I think we misunderstood the Mayans. (Like that’s hard?) They weren’t talking about the end of the world. They were telling us to hang in there: The end of 2012 was at hand. I’d drink to that, and tonight I probably will.
Boy. I’d like to wash this year right out of my hair–and I don’t have a whole lot of hair.
I had had high hopes of relaxing on the shores of Lake McConaughy with a kite string in my hand and one foot in the water on the day I turned 60, but no: Damfool Colorado had to catch fire. Jimi Henton fled to our house with all her dogs (and two of ours) when the smoke got too thick at her place, and while no one we knew well was injured or lost their homes, it was a near enough thing, especially having seen it on the news from 1100 miles away.

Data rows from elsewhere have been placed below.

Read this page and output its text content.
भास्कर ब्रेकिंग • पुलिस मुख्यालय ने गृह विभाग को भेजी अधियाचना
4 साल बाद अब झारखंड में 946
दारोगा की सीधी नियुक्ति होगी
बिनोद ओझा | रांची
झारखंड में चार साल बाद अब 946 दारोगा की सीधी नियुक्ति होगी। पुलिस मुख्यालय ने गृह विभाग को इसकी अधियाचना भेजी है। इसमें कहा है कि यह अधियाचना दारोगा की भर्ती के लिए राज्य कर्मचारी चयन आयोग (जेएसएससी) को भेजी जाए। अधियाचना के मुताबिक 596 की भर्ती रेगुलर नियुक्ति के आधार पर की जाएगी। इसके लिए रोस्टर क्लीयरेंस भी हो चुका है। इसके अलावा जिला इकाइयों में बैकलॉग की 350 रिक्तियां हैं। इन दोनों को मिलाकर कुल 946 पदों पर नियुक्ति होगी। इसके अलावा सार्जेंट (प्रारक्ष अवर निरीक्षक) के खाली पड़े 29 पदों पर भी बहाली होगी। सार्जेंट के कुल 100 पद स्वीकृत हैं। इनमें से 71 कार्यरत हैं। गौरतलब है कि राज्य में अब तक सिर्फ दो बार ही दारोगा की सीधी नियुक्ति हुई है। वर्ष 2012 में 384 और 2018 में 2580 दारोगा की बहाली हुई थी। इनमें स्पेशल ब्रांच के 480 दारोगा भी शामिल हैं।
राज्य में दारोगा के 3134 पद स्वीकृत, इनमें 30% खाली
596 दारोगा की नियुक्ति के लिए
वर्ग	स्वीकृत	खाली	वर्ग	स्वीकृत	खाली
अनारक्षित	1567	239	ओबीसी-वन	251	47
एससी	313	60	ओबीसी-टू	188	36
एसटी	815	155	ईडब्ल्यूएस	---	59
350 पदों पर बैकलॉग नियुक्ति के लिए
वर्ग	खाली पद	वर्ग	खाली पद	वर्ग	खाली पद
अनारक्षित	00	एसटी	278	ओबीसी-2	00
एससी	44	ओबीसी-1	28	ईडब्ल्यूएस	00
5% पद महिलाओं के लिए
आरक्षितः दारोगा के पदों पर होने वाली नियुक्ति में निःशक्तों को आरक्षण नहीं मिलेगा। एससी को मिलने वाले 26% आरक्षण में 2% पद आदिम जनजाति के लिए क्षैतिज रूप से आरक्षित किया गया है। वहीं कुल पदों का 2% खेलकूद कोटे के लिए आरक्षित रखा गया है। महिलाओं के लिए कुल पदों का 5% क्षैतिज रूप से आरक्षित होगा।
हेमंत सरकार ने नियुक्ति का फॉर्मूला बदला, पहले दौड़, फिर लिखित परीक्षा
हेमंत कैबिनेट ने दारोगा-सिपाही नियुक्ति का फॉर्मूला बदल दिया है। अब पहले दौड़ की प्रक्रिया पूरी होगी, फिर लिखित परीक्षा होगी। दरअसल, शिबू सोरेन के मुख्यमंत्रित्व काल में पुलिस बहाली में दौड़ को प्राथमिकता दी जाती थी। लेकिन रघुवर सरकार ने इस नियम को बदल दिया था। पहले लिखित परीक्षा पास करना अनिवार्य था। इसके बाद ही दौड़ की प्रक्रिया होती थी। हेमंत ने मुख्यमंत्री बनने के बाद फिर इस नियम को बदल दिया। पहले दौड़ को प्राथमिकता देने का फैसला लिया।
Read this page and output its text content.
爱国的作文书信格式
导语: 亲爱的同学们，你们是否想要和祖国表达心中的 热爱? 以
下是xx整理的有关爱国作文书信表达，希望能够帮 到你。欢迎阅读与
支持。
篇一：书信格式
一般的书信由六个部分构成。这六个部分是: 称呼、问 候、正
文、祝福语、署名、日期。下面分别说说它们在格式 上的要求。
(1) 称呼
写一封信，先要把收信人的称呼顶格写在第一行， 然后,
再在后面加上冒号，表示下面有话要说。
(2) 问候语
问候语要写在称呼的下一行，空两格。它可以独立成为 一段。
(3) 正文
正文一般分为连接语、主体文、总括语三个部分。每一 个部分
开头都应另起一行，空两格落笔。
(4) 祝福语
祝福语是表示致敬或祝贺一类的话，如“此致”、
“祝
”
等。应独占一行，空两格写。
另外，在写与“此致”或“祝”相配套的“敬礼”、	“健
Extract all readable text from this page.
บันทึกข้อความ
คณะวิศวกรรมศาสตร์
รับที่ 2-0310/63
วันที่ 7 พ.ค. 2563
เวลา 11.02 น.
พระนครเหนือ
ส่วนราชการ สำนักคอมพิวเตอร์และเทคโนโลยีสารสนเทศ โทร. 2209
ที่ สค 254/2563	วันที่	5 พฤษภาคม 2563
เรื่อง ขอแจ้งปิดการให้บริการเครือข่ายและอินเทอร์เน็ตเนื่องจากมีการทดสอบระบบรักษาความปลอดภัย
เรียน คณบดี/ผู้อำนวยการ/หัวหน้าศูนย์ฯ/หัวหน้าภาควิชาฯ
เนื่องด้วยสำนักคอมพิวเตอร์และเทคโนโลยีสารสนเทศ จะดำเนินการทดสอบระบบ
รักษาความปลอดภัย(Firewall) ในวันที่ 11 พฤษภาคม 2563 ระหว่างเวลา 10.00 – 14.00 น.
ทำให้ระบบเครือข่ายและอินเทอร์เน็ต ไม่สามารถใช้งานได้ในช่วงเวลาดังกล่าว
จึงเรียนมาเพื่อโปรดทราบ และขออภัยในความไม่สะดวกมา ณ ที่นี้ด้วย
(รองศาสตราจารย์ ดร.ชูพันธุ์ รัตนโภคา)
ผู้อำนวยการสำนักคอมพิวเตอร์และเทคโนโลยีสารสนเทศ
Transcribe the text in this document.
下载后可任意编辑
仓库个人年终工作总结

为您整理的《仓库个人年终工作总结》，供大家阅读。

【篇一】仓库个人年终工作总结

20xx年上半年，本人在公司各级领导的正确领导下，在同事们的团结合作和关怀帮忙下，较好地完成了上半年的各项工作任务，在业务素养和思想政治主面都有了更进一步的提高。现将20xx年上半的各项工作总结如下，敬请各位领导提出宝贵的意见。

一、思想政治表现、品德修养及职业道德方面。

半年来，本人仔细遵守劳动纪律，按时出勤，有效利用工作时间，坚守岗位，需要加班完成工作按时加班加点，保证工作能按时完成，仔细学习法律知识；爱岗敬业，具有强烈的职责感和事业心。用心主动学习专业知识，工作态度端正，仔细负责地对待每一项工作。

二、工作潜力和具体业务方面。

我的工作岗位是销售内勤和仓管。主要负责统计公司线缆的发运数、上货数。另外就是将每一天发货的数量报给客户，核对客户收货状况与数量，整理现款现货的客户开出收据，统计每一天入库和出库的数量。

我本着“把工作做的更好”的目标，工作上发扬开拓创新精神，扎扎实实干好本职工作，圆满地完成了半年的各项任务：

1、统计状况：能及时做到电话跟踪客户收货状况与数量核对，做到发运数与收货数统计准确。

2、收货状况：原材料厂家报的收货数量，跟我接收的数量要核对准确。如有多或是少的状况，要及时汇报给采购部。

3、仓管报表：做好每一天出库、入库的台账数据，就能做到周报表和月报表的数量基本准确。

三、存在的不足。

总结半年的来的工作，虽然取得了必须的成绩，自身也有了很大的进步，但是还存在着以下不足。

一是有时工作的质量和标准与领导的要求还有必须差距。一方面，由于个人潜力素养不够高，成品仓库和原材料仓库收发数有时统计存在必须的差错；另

Deaths and serious illnesses continued to whittle away at my circle of friends. A lot of that simply happens as you climb into your sixties, but that doesn’t mean I have to like it. It was unnerving to check the Facebook page of a woman I knew in college, only to find that she had died over a year ago. Other good friends had open-heart surgery, cancer surgery, and lesser but nonetheless confounding failures in the meat-suit machinery. Indeed, I had a few of my own.
Then of course there was the tribal hatefest we call elections, when people I thought I knew gave themselves over completely to a species of slobbering, eyes-rolled-back-in-the-head rage against The Other that was terrifying to behold. This is the way that genocide begins, and I was under a pall until it was over. Even then, it took weeks to shake off the depression. And even now, there are a few people who simply will not let it go. It’s a psychological truth that I originally found in Colin Wilson’s writings: Once we grant ourselves permission to hate, it feels good and is devilishly hard to give up.
I know it makes me sound like a crank, but maybe it’s a cause worth cranking on: We must stop this national orgy of partisan hatred.
I guess there were some upsides to 2012. I finished my first full-sized novel since 1999, and only the second I’ve done since high school. My nephew Brian proposed to his beautiful girlfriend of many years, Ali, and we have a big-bash wedding to look forward to next September. I gave my accumulated hoard of Lego to our nieces Katie and Julie, and they’re loving it. I continued to be startled by the richness to be found in loving Carol, as I have now for 43 years. (I’m fond of saying that I fell in love with her half an hour before I even met her.) QBit still jumps into my lap whenever he can. I’ve made new friends (particularly in my Thursday night writing group) and rekindled my love of Pascal programming, now that Lazarus is ready for prime time. We threw a couple of nerd parties that people are still talking about.
2012, bleahhh. I’m going to go downstairs and watch a movie with my forever girlfriend, and toast to Lady Julian with a glass of Roscato wine and a slice of Lou Malnati pizza. Hope heals. Stomach lining regrows. Scar tissue means that you weren’t hiding behind the couch the whole time.
Cut to the chase: All manner of thing will fersure be well. But man, the bottle of Advil is empty.